Pense, nem que seja escondido no banheiro.
Seria fascinante, não fosse trágico. Ou é fascinante. E também é
trágico. No Brasil atual, os brasileiros perdem direitos duramente
conquistados numa velocidade estonteante. A vida fica pior a cada dia. E
na semana em que o presidente mais impopular da história recente
se safou pela segunda vez de uma denúncia criminal,
desta vez por obstrução da justiça e organização criminosa, e se safou
distribuindo dinheiro público para deputados e rifando conquistas
civilizatórias como o
combate ao trabalho escravo, qual é um dos principais assuntos do país?
A pedofilia.
Desde setembro, quando a mostra
QueerMuseu – Cartografia da Diferença na Arte Brasileira foi fechada, em Porto Alegre, pelo Santander Cultural, após
ataques liderados por milícias como o Movimento Brasil Livre (MBL),
arte, artistas e instituições culturais têm sido atacados e acusados de
estimular a pedofilia e/ou de expor as crianças à sexualidade precoce
no Brasil. Resumindo: enquanto os brasileiros têm seus direitos
roubados, uma parte significativa da população está olhando para o outro
lado. Ou, dito de outro modo: sua casa foi tomada por assaltantes de
dinheiro público e ladrões de direitos constitucionais, mas você está
ocupado caçando pedófilos em museus.
Conveniente, não é? E para quem? A resposta é tão óbvia que qualquer um pode chegar a ela sem ajuda.
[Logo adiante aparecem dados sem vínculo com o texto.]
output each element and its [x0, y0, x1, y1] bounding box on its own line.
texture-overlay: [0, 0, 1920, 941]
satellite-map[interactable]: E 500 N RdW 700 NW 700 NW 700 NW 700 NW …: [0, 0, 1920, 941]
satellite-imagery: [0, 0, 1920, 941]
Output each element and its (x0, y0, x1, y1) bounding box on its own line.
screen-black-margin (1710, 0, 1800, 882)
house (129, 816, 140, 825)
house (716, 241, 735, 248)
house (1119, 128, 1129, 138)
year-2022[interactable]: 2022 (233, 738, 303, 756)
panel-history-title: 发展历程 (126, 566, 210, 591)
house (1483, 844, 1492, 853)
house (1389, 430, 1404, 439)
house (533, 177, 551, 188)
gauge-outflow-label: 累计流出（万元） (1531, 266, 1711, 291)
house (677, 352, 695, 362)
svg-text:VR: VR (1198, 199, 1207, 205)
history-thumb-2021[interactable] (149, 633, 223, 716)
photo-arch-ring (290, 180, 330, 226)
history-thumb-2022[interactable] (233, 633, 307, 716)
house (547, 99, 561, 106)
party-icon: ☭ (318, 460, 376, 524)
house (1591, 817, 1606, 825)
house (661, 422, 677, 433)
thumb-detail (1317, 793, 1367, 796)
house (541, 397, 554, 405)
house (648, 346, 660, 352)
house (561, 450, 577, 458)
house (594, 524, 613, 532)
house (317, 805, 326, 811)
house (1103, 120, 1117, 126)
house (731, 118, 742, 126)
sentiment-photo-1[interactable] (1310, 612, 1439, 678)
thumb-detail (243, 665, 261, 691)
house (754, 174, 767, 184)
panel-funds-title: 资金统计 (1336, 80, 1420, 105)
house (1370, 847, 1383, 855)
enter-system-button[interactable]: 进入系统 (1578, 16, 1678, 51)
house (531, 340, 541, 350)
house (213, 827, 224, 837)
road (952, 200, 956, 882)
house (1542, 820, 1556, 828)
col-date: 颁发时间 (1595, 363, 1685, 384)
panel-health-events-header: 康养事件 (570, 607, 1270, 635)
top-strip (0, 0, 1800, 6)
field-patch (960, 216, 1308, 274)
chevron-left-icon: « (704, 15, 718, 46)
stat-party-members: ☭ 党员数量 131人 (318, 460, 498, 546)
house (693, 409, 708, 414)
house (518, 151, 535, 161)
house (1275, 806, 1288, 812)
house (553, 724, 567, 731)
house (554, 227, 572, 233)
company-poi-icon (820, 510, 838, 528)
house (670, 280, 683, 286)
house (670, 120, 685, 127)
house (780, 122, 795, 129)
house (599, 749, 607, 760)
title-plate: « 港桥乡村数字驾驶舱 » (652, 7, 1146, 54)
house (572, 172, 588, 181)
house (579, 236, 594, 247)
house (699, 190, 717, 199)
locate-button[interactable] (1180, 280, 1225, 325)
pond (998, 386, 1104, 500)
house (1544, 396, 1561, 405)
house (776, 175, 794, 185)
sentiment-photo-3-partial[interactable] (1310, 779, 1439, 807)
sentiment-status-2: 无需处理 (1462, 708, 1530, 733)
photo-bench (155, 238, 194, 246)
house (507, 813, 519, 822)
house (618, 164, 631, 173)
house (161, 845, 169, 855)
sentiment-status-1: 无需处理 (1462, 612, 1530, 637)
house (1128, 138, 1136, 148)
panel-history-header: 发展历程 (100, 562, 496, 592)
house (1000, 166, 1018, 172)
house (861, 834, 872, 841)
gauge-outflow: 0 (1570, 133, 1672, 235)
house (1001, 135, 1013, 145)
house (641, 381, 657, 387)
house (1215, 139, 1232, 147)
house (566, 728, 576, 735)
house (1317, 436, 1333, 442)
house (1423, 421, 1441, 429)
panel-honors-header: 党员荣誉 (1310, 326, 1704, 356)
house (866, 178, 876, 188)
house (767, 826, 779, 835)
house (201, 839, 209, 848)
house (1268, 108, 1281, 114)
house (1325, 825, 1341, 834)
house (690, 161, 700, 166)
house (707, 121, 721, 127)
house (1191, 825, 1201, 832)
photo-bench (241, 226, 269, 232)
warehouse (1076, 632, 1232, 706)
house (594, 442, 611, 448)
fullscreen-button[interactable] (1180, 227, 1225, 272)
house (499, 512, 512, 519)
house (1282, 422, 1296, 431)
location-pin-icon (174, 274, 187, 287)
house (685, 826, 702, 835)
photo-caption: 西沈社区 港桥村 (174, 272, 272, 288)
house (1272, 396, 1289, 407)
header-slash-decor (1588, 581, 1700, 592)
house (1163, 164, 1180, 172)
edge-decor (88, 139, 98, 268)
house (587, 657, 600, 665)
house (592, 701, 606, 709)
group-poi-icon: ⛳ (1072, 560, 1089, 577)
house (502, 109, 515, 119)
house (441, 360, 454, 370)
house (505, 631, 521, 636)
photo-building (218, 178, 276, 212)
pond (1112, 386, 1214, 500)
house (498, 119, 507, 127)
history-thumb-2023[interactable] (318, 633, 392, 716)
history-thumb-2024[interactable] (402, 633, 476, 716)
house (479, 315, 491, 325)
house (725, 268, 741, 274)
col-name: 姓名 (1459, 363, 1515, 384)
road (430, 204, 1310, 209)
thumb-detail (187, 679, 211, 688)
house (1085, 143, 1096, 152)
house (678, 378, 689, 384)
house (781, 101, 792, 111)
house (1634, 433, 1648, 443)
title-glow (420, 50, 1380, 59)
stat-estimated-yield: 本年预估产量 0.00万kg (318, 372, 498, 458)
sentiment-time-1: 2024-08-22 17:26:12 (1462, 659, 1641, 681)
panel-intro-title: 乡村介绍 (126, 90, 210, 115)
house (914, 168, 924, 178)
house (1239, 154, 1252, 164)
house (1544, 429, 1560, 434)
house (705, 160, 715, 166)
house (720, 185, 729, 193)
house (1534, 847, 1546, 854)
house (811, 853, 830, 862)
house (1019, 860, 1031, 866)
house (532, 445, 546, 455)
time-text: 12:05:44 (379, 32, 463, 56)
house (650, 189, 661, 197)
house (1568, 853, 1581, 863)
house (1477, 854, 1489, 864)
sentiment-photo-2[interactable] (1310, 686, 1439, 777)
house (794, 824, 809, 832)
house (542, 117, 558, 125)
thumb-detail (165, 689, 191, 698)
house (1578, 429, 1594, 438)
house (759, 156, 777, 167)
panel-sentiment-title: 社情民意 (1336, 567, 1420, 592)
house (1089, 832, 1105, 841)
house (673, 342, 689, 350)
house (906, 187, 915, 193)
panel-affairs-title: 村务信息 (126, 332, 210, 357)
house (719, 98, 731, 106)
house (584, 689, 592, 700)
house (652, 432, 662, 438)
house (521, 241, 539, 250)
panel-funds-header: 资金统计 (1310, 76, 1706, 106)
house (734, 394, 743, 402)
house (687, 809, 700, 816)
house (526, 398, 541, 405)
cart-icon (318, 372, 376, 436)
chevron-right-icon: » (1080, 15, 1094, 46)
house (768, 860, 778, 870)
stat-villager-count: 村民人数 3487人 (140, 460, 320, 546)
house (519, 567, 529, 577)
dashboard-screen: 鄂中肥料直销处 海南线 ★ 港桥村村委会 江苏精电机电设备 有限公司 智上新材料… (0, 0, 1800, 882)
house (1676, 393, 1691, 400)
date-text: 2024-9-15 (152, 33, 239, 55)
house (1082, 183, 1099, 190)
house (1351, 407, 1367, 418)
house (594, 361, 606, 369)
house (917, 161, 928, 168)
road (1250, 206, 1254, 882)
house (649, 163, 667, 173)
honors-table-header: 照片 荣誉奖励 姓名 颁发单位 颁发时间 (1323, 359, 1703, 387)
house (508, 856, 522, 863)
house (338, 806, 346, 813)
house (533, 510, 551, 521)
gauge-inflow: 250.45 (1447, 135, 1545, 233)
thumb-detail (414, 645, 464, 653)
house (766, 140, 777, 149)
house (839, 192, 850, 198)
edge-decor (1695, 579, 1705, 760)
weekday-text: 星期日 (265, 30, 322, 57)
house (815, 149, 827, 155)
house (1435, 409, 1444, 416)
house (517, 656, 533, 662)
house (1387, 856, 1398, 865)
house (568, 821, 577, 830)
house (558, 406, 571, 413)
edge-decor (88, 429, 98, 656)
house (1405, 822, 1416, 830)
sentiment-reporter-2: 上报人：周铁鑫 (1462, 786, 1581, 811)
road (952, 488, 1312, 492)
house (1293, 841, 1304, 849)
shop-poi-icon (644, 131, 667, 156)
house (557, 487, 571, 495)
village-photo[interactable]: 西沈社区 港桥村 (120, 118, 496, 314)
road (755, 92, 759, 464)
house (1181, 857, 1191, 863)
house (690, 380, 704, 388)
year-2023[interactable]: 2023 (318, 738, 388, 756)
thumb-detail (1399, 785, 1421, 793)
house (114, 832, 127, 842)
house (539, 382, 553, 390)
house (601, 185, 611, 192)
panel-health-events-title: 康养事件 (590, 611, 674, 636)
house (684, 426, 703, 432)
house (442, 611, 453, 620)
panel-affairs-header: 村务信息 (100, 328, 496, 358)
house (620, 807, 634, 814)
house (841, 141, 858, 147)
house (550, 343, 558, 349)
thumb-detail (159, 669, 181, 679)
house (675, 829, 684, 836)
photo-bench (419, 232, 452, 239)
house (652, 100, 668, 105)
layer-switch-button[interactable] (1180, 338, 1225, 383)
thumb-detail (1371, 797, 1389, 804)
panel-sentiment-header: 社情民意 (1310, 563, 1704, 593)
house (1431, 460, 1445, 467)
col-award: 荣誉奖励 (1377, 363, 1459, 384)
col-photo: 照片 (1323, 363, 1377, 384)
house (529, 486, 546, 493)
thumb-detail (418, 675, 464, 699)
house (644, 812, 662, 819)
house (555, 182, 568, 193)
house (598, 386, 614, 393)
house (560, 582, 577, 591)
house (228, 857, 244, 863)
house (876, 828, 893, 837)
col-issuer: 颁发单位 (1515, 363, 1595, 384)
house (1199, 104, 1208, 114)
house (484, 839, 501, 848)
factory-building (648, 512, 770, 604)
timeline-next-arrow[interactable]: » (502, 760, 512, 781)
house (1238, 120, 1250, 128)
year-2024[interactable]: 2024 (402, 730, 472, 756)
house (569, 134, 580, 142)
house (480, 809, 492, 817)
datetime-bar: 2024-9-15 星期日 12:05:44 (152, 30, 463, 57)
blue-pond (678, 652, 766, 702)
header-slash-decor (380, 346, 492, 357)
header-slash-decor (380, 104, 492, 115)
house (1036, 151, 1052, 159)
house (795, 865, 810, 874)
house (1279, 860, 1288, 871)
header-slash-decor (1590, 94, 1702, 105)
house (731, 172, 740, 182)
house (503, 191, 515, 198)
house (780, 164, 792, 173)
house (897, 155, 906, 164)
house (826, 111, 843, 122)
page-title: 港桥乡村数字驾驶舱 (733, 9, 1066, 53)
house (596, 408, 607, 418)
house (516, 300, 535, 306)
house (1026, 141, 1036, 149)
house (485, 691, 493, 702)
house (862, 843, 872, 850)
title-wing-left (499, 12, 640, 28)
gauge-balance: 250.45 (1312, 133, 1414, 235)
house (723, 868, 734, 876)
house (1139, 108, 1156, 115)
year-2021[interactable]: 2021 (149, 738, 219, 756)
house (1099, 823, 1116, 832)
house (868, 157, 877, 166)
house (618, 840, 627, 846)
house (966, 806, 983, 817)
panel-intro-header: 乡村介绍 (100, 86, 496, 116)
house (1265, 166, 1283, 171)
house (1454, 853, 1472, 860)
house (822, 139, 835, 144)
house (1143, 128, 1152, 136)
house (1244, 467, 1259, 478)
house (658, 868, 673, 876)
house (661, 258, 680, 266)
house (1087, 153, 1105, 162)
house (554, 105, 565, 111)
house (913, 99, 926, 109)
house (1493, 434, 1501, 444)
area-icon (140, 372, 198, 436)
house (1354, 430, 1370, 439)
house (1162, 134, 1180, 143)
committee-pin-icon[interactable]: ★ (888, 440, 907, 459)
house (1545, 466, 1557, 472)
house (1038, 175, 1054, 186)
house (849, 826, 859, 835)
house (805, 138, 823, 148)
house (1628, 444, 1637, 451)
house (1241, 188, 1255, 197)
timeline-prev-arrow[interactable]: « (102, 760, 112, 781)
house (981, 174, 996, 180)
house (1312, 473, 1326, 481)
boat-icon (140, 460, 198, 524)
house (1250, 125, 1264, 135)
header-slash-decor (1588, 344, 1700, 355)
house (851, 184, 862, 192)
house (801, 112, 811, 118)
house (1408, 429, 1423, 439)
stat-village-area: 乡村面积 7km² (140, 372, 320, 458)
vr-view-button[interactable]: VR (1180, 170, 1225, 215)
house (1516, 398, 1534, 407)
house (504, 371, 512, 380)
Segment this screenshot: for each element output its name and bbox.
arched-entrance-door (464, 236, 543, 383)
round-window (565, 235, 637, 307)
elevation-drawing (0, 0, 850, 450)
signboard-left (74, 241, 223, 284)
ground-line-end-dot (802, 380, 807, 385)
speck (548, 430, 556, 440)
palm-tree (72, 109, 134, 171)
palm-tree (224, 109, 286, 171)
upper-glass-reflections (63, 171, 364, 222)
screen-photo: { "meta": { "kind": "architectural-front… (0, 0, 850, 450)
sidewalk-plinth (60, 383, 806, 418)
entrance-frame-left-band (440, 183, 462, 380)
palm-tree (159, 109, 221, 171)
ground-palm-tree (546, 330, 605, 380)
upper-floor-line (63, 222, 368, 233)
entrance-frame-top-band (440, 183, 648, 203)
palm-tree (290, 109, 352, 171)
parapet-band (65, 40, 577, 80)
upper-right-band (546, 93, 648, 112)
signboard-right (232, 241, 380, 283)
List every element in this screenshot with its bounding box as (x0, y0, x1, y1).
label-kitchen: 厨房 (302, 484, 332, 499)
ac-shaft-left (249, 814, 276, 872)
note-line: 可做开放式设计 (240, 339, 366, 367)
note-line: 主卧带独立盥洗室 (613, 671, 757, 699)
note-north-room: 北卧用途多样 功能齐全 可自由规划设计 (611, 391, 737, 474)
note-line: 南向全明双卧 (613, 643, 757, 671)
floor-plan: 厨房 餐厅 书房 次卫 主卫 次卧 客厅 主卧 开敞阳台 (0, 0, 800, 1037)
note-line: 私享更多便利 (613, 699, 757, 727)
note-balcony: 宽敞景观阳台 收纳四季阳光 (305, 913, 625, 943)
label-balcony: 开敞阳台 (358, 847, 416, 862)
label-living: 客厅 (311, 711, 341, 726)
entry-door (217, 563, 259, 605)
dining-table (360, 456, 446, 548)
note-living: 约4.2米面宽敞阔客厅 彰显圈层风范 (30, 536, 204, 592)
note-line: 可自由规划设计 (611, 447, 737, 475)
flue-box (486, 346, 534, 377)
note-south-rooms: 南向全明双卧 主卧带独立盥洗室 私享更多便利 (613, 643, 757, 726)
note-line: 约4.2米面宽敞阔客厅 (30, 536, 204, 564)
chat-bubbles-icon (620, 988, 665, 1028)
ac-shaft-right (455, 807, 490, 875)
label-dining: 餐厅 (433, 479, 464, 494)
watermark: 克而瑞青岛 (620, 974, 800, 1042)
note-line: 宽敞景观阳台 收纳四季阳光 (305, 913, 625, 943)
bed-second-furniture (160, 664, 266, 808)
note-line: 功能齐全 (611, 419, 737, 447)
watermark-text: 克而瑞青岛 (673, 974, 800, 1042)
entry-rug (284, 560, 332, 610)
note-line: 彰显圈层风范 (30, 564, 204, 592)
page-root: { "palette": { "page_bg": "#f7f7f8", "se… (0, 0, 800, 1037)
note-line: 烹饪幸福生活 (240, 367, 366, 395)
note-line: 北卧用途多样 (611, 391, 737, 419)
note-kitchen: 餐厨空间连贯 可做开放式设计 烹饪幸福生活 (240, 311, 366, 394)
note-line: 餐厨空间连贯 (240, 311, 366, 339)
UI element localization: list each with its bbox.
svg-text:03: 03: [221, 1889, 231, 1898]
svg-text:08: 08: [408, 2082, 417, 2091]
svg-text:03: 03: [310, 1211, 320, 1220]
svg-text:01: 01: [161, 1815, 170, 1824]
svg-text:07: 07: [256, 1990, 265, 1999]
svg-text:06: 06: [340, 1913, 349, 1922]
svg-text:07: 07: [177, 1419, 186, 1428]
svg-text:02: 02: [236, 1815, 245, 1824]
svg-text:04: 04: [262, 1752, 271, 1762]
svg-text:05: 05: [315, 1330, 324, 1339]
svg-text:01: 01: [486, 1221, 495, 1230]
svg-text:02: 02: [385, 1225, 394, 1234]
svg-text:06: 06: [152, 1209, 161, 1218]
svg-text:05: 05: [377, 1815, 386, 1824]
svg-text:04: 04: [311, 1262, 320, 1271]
Uma pergunta simples: por que os movimentos que ergueram a bandeira anticorrupção para derrubar
Dilma Rousseff (PT), uma presidente ruim, mas que a maioria dos brasileiros elegeu, não estão fazendo nenhum movimento para derrubar
Michel Temer
(PMDB), um homem que só se tornou presidente por força de um
impeachment sem base legal, ligado a uma mala de dinheiro e que tem como
um dos principais aliados outro homem, Geddel Vieira Lima (PMDB),
ligado a mais de
51 milhões de reais escondidos num apartamento?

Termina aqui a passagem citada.